France’s finance minister just released a depressing outlook: this year’s economic growth will be cut almost in half, and remain between just 1.4 and 1.8 percent until at least 2028. The Eurozone’s second-largest economy now looks too weak to drive what many have long-called the world’s most unstable macro-economic bloc.
From 2008 to 2017, the Eurozone’s average annual growth rate was just 0.6%. From 2018 to 2021, the bloc’s growth rate was even worse, at 0.5%, meaning they are on track for a second consecutive lost decade.

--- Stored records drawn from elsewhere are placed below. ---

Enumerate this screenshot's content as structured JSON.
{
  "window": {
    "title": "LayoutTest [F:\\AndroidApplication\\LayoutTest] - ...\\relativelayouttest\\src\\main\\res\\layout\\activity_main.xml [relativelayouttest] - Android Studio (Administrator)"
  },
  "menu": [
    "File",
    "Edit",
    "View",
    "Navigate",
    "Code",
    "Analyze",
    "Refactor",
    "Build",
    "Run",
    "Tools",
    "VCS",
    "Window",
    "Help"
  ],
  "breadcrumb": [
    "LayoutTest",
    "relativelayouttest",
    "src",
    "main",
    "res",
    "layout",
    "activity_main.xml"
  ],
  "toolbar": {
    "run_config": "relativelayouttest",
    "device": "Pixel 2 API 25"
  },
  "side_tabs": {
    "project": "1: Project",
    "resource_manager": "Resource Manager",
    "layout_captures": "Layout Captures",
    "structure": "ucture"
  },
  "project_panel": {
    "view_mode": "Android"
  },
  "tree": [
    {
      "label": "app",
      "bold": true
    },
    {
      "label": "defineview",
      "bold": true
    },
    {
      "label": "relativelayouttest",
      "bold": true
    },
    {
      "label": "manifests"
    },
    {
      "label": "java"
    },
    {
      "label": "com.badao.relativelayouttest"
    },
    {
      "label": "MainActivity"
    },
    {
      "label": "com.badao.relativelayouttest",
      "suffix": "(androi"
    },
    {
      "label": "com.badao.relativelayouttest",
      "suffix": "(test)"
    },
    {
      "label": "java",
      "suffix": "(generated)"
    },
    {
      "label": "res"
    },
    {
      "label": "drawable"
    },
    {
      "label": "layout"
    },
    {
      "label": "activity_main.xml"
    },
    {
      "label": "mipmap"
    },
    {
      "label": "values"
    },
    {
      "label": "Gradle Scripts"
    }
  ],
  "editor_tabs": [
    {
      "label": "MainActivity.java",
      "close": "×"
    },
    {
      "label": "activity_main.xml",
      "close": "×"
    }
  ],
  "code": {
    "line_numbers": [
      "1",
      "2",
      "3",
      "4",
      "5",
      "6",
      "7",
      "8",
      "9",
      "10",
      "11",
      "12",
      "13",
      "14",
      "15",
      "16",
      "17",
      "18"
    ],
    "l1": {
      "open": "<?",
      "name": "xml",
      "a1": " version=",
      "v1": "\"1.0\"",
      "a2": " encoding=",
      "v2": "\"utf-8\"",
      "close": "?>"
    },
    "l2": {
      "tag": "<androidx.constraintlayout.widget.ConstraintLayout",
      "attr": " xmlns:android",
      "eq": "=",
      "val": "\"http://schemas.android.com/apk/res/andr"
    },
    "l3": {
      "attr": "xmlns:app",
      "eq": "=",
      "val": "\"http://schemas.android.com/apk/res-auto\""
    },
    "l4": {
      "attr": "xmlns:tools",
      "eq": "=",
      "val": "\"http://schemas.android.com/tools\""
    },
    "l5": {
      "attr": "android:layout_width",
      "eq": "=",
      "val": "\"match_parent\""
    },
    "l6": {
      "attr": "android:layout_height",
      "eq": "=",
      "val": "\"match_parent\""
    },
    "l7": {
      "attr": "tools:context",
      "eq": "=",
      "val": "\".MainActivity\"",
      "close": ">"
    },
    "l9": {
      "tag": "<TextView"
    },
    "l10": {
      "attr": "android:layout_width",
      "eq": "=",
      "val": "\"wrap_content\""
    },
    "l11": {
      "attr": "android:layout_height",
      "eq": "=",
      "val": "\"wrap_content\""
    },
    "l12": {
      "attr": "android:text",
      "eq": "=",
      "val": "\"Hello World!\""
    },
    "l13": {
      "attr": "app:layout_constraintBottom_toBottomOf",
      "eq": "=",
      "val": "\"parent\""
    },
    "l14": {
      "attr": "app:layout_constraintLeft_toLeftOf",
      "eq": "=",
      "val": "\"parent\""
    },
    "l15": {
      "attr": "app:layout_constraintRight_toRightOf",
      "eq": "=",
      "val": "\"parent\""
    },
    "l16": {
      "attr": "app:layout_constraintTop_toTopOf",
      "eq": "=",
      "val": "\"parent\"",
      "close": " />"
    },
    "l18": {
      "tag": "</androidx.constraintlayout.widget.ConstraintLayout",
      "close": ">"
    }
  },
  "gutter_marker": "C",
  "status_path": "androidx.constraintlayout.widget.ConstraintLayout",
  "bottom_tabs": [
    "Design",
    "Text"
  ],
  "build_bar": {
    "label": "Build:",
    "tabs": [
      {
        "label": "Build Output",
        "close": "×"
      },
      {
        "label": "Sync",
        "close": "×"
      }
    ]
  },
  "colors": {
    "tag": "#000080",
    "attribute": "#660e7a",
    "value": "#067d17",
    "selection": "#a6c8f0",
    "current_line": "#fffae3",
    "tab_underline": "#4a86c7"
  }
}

Despite the clear failure of austerity policies in producing growth, President Emmanuel Macron will continue with far-right economics in his second term. His finance minister boasted of plans to cut much-needed public spending to a 20-year low, citing a desire to submit to Brussels’ entirely arbitrary 3% rule on public deficits.
This week, the new and deeply fractured National Assembly passed the “Emergency Purchasing Power Bill”, aimed at countering still-rising once-in-generation inflation. At just €20 billion it has been widely criticized as an ineffective and even superficial measure.
France’s government claims that upcoming austerity rollbacks -- planned for the pension and unemployment system -- will actually produce broad economic growth this time.
The European Central Bank is raising interest rates even though the Eurozone is already on the brink of recession. Sanctions and not diplomacy continue to be the destabilising Western choice regarding Ukraine. The long-term economic outlook for France and the Eurozone appears bleak to many.